Policy Optimization: The model uses Group Relative Policy Optimization (GRPO) to update its parameters based on the rewards it receives. GRPO is a robust policy optimization algorithm that helps in stabilizing training and improving performance.
Verifiable Reward Functions: Different tasks require different reward functions. For example:
- Intersection over Union (IoU) for object detection: Measures how well the model's predicted bounding boxes align with ground truth.
- Accuracy for image classification: Directly measures the correctness of the model's predictions.

Implementation Details

Data Efficiency: Visual-RFT is designed to work with limited data, making it particularly useful in scenarios where labeled data is scarce. This is achieved by leveraging the rich pre-training of LVLMs and fine-tuning them using reinforcement learning.
Generalization: The model demonstrates strong generalization ability across various benchmarks, including fine-grained image classification, few-shot object detection, reasoning grounding, and open-vocabulary object detection.

Experimental Results

The researchers evaluated Visual-RFT on several challenging tasks:

Fine-Grained Image Classification: In one-shot settings with around 100 samples, Visual-RFT improved accuracy by 24.3% over the baseline.
Few-Shot Object Detection: On COCO's two-shot setting, Visual-RFT exceeded the baseline by 21.9%, and on LVIS, it showed a 15.4% improvement.

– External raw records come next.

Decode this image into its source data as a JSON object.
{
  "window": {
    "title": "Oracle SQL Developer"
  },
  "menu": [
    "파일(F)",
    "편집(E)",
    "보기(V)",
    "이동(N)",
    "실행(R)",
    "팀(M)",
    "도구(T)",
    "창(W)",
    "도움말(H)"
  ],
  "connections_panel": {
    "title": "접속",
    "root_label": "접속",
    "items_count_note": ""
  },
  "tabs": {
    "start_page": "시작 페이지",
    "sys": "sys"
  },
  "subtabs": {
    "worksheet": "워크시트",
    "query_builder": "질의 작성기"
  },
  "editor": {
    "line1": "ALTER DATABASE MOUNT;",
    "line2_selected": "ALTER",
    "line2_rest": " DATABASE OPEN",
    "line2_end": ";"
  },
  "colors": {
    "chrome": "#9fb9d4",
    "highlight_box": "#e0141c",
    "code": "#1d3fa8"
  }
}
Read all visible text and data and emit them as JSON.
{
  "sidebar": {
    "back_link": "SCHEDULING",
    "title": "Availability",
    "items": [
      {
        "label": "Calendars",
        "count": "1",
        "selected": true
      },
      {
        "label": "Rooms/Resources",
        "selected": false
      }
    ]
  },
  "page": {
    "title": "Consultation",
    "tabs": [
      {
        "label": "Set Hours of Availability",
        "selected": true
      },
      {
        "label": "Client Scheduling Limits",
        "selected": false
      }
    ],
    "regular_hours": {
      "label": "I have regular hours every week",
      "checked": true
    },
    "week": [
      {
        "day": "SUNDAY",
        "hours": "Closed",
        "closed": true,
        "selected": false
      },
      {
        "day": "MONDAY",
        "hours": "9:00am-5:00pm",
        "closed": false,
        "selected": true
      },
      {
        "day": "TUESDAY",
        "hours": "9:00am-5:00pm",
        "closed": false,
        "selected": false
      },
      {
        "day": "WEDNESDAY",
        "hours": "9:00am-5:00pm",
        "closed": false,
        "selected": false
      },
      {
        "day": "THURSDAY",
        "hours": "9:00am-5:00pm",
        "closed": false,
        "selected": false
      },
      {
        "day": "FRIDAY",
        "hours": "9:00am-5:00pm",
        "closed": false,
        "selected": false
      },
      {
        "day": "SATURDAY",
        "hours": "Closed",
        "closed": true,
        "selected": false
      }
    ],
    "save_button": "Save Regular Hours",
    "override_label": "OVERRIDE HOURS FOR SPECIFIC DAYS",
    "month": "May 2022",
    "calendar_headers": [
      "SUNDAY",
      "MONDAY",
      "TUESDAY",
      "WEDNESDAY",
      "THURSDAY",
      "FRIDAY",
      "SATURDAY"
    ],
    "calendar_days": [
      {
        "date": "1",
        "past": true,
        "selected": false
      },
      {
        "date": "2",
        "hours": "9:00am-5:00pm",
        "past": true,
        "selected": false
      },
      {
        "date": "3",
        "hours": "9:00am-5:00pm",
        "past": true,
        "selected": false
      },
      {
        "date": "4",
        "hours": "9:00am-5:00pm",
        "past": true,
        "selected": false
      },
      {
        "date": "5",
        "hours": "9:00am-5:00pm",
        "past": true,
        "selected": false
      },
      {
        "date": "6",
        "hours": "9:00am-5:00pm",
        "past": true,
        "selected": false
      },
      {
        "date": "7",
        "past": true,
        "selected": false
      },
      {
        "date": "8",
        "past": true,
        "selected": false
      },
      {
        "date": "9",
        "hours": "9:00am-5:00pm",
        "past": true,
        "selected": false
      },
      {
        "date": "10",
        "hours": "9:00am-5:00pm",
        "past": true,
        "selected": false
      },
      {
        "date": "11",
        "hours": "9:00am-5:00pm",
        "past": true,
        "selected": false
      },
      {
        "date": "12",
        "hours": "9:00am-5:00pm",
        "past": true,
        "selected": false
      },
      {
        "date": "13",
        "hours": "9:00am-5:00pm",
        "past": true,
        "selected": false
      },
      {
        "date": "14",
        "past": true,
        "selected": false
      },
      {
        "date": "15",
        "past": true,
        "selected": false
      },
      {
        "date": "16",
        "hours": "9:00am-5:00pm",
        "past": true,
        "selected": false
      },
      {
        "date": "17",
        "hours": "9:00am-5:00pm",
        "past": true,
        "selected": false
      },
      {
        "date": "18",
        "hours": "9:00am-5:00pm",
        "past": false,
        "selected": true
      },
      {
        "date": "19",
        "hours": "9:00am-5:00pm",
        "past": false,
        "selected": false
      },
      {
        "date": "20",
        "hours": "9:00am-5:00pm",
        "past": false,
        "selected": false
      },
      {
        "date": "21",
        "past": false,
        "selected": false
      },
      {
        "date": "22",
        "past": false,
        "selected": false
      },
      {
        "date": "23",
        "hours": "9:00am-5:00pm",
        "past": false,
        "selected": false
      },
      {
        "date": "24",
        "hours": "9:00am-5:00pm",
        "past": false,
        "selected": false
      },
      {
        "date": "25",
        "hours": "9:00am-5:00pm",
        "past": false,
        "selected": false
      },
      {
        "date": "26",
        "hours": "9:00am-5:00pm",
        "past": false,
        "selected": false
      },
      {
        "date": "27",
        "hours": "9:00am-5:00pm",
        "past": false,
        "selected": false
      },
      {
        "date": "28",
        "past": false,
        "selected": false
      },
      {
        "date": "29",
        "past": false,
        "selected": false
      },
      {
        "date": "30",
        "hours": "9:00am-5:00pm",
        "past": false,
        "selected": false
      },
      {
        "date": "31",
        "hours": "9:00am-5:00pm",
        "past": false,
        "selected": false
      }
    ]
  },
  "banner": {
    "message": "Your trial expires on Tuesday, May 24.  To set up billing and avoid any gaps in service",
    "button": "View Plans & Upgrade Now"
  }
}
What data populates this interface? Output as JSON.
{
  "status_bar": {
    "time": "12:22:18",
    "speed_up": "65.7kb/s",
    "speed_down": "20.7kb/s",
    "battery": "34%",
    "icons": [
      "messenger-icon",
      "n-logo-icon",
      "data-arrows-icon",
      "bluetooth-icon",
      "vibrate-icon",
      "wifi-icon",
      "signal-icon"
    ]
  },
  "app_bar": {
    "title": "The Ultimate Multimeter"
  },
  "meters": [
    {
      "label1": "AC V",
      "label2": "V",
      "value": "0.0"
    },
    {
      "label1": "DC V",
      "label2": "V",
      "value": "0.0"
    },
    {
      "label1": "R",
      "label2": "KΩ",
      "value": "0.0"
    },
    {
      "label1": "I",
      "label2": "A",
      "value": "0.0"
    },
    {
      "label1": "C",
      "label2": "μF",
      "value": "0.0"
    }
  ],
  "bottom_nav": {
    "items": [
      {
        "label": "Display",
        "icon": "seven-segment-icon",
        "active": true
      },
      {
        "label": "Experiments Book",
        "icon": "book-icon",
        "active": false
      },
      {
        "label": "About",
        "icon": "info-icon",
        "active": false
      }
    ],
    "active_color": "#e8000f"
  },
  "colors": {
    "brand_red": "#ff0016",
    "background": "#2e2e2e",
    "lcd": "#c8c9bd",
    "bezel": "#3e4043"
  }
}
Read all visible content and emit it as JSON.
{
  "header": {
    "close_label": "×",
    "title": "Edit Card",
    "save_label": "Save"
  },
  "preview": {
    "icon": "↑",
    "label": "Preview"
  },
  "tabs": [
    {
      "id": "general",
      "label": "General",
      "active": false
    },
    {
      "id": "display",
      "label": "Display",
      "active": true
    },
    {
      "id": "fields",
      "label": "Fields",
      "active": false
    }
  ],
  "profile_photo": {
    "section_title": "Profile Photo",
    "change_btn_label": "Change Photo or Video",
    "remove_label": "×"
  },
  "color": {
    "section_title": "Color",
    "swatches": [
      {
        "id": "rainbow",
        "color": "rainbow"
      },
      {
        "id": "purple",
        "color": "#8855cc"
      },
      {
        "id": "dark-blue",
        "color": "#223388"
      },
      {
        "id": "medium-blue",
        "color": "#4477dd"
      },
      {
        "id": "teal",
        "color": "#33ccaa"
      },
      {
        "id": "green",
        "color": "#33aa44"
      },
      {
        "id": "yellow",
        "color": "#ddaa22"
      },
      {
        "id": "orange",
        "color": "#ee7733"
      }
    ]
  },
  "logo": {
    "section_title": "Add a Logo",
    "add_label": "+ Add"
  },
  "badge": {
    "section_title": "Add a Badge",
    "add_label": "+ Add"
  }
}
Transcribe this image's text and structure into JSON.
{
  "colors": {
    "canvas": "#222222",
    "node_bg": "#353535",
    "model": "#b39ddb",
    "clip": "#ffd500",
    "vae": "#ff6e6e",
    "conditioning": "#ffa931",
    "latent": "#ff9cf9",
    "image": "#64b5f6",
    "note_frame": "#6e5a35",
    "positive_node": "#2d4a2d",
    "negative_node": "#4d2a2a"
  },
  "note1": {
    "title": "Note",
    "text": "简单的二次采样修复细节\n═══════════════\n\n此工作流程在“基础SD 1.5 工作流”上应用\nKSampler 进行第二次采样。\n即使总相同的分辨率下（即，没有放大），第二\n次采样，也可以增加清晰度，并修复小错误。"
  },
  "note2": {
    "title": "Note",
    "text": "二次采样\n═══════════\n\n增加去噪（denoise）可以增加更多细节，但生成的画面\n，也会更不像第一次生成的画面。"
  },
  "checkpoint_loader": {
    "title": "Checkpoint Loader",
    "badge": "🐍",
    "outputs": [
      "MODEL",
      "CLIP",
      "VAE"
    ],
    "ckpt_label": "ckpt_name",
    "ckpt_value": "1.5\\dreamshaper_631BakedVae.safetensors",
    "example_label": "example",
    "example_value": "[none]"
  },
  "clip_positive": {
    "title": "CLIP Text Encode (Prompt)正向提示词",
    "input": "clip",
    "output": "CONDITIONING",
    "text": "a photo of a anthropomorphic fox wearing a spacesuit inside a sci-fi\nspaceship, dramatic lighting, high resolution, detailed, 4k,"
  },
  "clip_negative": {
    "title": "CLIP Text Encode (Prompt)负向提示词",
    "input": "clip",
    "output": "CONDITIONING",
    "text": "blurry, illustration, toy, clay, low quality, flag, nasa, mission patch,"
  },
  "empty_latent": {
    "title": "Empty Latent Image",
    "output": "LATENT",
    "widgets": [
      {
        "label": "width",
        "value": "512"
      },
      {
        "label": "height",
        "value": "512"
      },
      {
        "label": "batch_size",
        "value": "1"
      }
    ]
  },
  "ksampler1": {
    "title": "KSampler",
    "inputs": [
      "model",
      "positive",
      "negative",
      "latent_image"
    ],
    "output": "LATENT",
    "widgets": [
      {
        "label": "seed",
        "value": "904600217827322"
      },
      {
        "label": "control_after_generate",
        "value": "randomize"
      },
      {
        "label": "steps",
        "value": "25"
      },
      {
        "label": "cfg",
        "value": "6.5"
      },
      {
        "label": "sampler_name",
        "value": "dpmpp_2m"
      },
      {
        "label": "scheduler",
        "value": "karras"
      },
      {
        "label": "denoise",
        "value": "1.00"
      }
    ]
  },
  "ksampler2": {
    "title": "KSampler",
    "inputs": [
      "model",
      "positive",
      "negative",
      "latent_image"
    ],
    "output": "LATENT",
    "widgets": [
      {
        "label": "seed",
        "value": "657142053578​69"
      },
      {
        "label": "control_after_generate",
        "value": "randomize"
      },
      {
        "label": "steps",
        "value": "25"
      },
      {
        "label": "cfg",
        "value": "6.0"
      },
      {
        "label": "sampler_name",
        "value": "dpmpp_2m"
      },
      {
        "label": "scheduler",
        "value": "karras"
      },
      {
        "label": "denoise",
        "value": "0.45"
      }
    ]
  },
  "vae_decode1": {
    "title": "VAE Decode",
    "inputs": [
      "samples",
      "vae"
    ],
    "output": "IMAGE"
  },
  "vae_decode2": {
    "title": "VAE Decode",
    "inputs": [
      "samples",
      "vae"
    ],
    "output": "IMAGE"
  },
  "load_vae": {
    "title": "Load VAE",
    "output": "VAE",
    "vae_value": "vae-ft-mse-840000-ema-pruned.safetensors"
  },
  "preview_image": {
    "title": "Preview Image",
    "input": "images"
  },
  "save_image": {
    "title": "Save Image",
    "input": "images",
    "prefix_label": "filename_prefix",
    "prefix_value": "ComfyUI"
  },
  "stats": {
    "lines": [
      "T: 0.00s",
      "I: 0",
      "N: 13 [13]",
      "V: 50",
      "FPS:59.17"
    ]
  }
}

These results highlight the model's ability to adapt quickly and effectively to new tasks with minimal data.

Why It Matters

Visual-RFT represents a paradigm shift in fine-tuning LVLMs for visual tasks. By combining the strengths of reinforcement learning and multi-modal models, it offers a more flexible and efficient approach compared to traditional supervised fine-tuning (SFT). This is particularly valuable in domains where labeled data is expensive or difficult to obtain.

Conclusion

The introduction of Visual-RFT opens up new possibilities for leveraging LVLMs in visual tasks. Its data-efficient, reward-driven approach not only enhances reasoning and adaptability but also sets a new standard for multi-modal reinforcement learning. For practitioners working with limited data or complex visual tasks, Visual-RFT is a promising tool to explore.